According to the Complaint, Engility came to be in July 2012, after being spun-off from L-3 Communications Holdings, Inc. (now L3 Technologies). At that time, Engility provided engineering, training, program management and operational support for the U.S. government. In January 2014, Engility acquired Dynamics Research Corporation, expanding the Company’s capabilities in homeland security, intelligence, healthcare, research and development, and financial regulation. Approximately one year later, Engility acquired TASC, Inc. That acquisition expanded the Company’s portfolio, specifically in the fields of intelligence and aerospace. Now, Engility focuses on three business groups: intelligence; space and mission systems; and defense and security. Almost all of Engility’s revenue comes from the U.S. government.
On September 10, 2018, Engility and SAIC announced that they had entered into a definitive merger agreement (the “Merger Agreement”) pursuant to which SAIC will acquire all of the outstanding shares of common stock of Engility through an all-stock transaction. Engility stockholders will receive 0.450 shares of SAIC common stock for each share of Engility stock that they hold (the “Merger Consideration”).

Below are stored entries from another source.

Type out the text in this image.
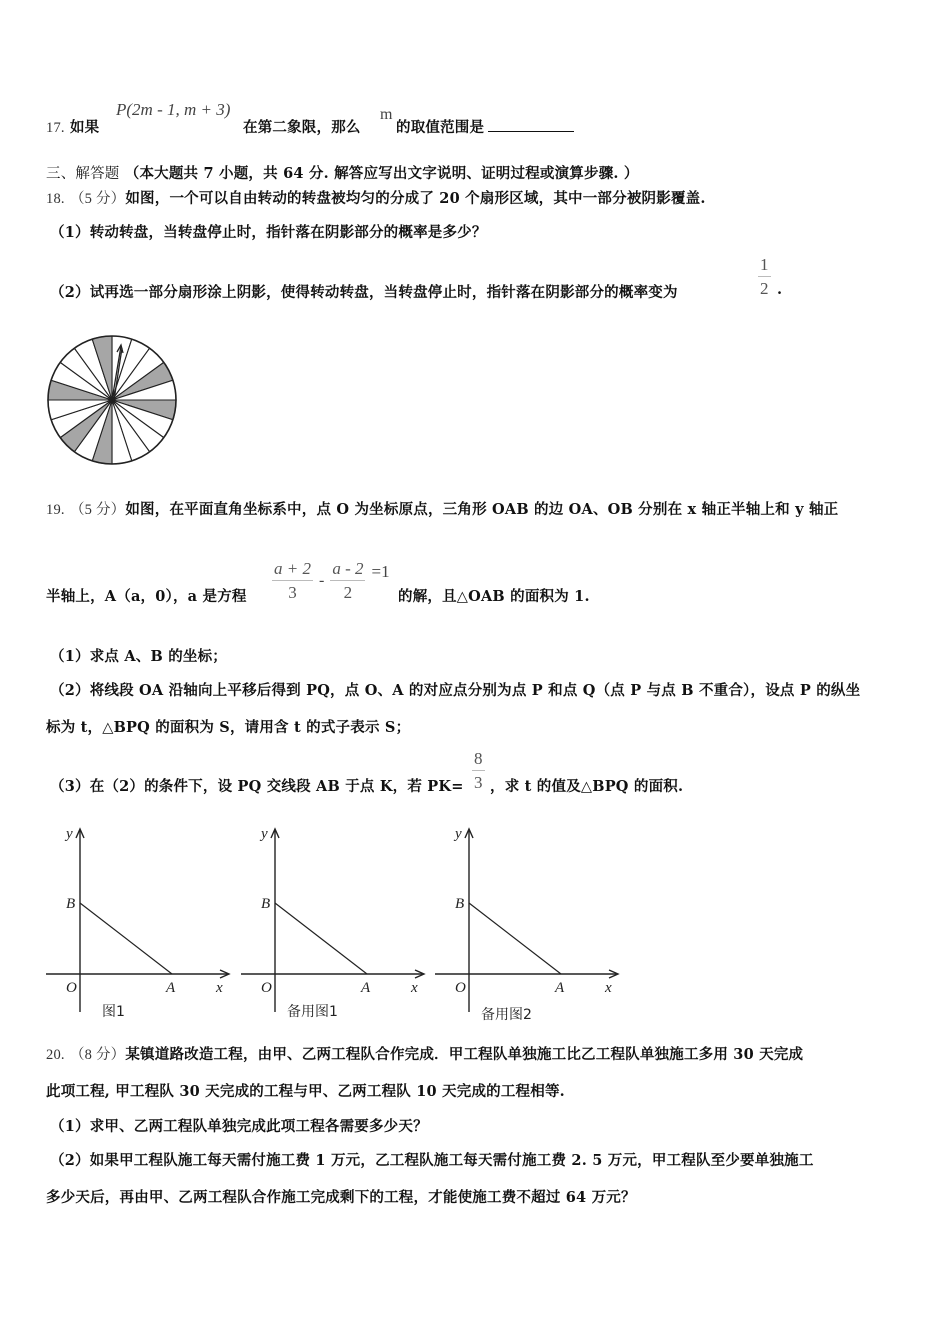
17. 如果
P(2m - 1, m + 3)
在第二象限，那么
m
的取值范围是
三、解答题 （本大题共 7 小题，共 64 分. 解答应写出文字说明、证明过程或演算步骤. ）
18. （5 分）如图，一个可以自由转动的转盘被均匀的分成了 20 个扇形区域，其中一部分被阴影覆盖.
（1）转动转盘，当转盘停止时，指针落在阴影部分的概率是多少？
（2）试再选一部分扇形涂上阴影，使得转动转盘，当转盘停止时，指针落在阴影部分的概率变为	$\frac{1}{2}$ .
19. （5 分）如图，在平面直角坐标系中，点 O 为坐标原点，三角形 OAB 的边 OA、OB 分别在 x 轴正半轴上和 y 轴正
半轴上，A（a，0），a 是方程 $\frac{a + 2}{3} - \frac{a - 2}{2} =1$
的解，且△OAB 的面积为 1.
（1）求点 A、B 的坐标；
（2）将线段 OA 沿轴向上平移后得到 PQ，点 O、A 的对应点分别为点 P 和点 Q（点 P 与点 B 不重合），设点 P 的纵坐
标为 t，△BPQ 的面积为 S，请用含 t 的式子表示 S；
（3）在（2）的条件下，设 PQ 交线段 AB 于点 K，若 $PK= \frac{8}{3}$ ，求 t 的值及△BPQ 的面积.
y
B
O	A	x
图1
y
B
O	A	x
备用图1
y
B
O	A	x
备用图2
20. （8 分）某镇道路改造工程，由甲、乙两工程队合作完成．甲工程队单独施工比乙工程队单独施工多用 30 天完成
此项工程, 甲工程队 30 天完成的工程与甲、乙两工程队 10 天完成的工程相等.
（1）求甲、乙两工程队单独完成此项工程各需要多少天？
（2）如果甲工程队施工每天需付施工费 1 万元，乙工程队施工每天需付施工费 2. 5 万元，甲工程队至少要单独施工
多少天后，再由甲、乙两工程队合作施工完成剩下的工程，才能使施工费不超过 64 万元？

The deal is valued at approximately $2.5 billion and is expected to close by the end of the fiscal quarter ending February 1, 2019.
The Complaint alleges that Defendants have violated the Exchange Act by causing a materially incomplete and misleading registration statement (the “S-4”) to be filed with the Securities and Exchange Commission (“SEC”) on October 18, 2018. The S-4 recommends that Engility stockholders vote in favor of a proposed transaction (the “Proposed Transaction”) whereby Engility is acquired by SAIC.
This case was voluntarily dismissed on January 2, 2019.